You can kind of imagine this model like stacking blocks, some blocks must come before or after others, and some must come atop or below others. The ones on top of others have to be either smaller or just the same size than the ones below, and can't overhang.
Now, it's important to be able to check that your ordering doesn't have any loops as that could cause the program to hang, and for the simple model with just the three relationships this is easy, you just build a graph and follow edges of one of the relationships through the graph, looking for loops. What are the implications of "A is within B" however? Well, it's solvable, but the solution is kind of absurd and inelegant. Furthermore, it'd be nice to be able to specify more specific things like "A starts after B starts" —half of the
Within
relationship, or "A ends after B ends" —better thought of as specifying that B must finish first.

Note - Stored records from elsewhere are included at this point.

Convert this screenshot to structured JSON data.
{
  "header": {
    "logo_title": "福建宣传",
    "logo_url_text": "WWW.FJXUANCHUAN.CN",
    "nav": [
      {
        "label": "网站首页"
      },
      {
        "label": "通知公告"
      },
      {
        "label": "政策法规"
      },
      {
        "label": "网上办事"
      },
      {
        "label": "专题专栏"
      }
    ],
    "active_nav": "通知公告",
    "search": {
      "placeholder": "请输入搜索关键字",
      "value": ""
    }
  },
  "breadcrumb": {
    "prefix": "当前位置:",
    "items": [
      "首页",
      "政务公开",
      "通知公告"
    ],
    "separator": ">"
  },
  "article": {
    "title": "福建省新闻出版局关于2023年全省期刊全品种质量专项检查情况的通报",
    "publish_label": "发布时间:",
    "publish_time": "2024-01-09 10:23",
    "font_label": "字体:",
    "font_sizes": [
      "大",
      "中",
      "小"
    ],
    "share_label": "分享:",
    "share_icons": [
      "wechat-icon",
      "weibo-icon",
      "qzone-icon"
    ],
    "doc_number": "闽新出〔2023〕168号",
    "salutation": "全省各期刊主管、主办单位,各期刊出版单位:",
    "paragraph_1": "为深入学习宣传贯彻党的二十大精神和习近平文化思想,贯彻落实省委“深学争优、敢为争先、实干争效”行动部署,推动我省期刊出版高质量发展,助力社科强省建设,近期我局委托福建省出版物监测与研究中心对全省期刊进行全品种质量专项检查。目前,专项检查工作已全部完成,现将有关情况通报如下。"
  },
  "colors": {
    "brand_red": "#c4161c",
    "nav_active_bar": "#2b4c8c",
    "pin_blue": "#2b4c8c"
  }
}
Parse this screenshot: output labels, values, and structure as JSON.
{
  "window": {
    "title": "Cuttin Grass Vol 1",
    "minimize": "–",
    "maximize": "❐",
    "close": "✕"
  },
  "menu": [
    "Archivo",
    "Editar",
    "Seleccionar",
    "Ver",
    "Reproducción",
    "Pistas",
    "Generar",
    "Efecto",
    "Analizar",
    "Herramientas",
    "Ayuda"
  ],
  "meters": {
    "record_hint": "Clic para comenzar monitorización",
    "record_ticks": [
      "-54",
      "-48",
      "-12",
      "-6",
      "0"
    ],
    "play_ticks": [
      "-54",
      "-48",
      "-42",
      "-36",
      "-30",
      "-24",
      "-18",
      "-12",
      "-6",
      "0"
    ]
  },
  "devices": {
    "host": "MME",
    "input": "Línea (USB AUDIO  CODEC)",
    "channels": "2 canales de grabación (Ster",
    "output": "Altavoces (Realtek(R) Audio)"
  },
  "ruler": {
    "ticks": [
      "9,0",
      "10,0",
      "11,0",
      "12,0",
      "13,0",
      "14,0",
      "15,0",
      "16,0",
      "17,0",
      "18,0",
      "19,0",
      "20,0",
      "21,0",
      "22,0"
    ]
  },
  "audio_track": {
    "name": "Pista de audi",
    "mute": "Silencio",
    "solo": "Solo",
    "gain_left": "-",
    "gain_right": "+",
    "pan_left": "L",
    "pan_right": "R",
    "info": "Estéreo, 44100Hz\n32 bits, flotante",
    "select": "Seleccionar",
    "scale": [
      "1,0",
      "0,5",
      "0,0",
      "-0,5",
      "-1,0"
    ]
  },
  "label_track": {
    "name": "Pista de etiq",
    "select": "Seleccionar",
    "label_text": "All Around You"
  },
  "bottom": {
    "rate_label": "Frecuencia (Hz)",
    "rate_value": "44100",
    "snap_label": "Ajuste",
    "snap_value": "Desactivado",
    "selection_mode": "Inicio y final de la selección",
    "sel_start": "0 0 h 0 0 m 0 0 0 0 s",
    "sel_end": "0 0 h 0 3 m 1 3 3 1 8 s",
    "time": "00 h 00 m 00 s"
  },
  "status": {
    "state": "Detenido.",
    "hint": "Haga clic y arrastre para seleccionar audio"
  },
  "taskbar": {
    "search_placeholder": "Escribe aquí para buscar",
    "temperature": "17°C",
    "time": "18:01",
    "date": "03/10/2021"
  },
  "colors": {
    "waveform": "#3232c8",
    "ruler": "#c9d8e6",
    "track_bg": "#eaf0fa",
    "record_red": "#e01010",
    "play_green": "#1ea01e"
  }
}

A week ago I had an epiphany and realized that if I redefine the problem I can write a better, faster, and more flexible algorithm! What you need to do is separate the blocks into their ends, recognizing that the beginning of a block is implicitly before it's end, and vice versa.
At this point you can just remove the
Within
/
Without
relationships as they are redundant, and then you can use the naive loop detection algorithm without having to worry about them, so long as you account for the implicit relationship between a block's start and it's end. This also enables more interesting relationships like "A starts before B ends", the only unfortunate side effect of which is that you now have to specify which ends of the block you are referring to as well as before/after.
It's also pretty easy to actually iterate through the tree in partial order, all you have to do is loop through all the blocks and count the relationships; first count how many things must happen before this block starts, then how many things may start after this block starts, how many things must happen before this block ends, and how many things may start after this block ends. Keep a queue of things that may currently execute, and initialize it with the things that have zero things before them. Every time you take something out of the queue you notify everything that is waiting for it to start, and then after you're done with the item and everything that must happen before it's end, you notify everything that comes after it. Once a block has nothing that must happen before it, you put it in the queue. It's all a matter of incrementing and decrementing a couple integers if you do it right.
I'm doing this all in service of creating a game engine whose main loop is entirely asynchronous, and to that end you could just have numbered steps in the loops like "Physics Prepare", "Render Scene Synch", "Early logic", "Late Logic", etc. But in truth this is a cumbersome and inaccurate way of doing things —what if something is in early logic, but you need to execute something else first?— so it makes much more sense to me to instead order things relatively; "A starts after Logic starts, A ends before Logic ends" "B starts after Logic starts, B ends before A starts".